Hundreds of rare Tortoises from Madagascar are Discovered at KLIA
Malaysian customs officials show off some of the rare, illegally trafficked Malagasy tortoises seized at Kuala Lumpur International Airport. Photo Credit: Elizabeth John/TRAFFIC
Another day, another seizure of exotic animals smuggled surreptitiously into Malaysia. This time alert customs officials seized 330 tortoises flown into Kuala Lumpur International Airport (KLIA), which has been serving as a favored destination for international smuggling syndicates.
Acting on a tip-off, Malaysian officials discovered 325 Indian radiated tortoises and five ploughshare tortoises packed into five boxes, which had been labelled as containing stones and registered with a fake business address in Selangor. The reptiles, which had been wrapped in tissue and packed tightly into the boxes, managed to survive the ordeal. They would have been worth RM1.2 million ($277,000) on the black market. They had been flown into Malaysia on an Etihad Airways flight from Antanaviro Airport in Madagascar via Abu Dhabi.
Both radiated tortoises and ploughshare tortoises are highly sought as exotic pets despite being endangered and fully protected in Madagascar. All trade in them is prohibited by the Convention on International Trade in Endangered Species of Wild Fauna and Flora (CITES). People found guilty of illegally importing the reptiles into Malaysia face a fine of up to 20 times the value of the smuggled items and three years in prison, or both.
“We are very serious about tackling wildlife crime involving Malaysia, especially through KLIA,” said Abdull Wahid Sulong, customs deputy director for Enforcement and Compliance. He has called on the public to provide information about the smugglers, who remain at large.
This seizure of the turtles comes hard on the heels of recent discoveries of large illegal shipments of rhino horns and pangolin scales flown into Malaysia via KLIA. It further highlights the need for Malaysian officials to remain vigilant with the country continuing to serve as a major trafficking hub into and out of Southeast Asia.
Conservationists have hailed the latest success in seizing illegally trafficked wildlife from smuggling rings, especially because in this case the trafficked animals are still alive. “The string of seizures certainly shows that Malaysian Customs means business and TRAFFIC is glad to see this action against organized criminal wildlife trafficking,” said Kanitha Krishnasamy, senior program manager for TRAFFIC in Southeast Asia.

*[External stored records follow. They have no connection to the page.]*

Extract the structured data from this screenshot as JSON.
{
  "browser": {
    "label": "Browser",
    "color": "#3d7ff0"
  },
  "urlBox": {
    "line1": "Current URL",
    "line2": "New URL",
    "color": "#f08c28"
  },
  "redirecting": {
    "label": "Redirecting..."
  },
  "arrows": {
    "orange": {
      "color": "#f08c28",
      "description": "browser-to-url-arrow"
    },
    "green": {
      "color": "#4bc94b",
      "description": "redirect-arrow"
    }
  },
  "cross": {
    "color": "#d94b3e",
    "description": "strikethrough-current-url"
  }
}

“However, it’s worrying that shipments headed for Southeast Asia from Africa via the Middle East are only detected in the region: it clearly points towards the need for greater scrutiny at airports both at points of origin and at transit points such as Doha, Dubai and Abu Dhabi,” she added.
This is the third time this year, TRAFFIC notes, that Malaysia has been linked to a seizure of critically endangered ploughshare tortoises. “Last week a Malaysian man was caught at Taoyuan International Airport in Taiwan for attempting to smuggle three Ploughshare Tortoises from Malaysia into Taiwan. In March, a Plougshare Tortoise was among other species discovered in Taiwan in a shipment of shoes from Penang, Malaysia,” the nonprofit explains.
“In 2015, Malagasy Customs seized over 700 Radiated and Ploughshare Tortoises bound for Malaysia,” it adds. “In 2010, Malaysian authorities sentenced two Malagasy women to a year in jail for trafficking 369 Radiated and five Plougshare Tortoises into the country and just a month prior to that foiled an attempt to smuggle 285 Radiated Tortoises into the country in suitcases that also contained drugs.”
Sadly, widespread trafficking in one of the world’s rarest reptiles indicates that there remains a thriving black market in these tortoises as well as other endangered animals within Malaysia. We can all do our part to stop that by rolling back demand at source for these endangered animals. Report any sign of trafficking and educate exotic animal enthusiasts about the need to stop buying endangered animals.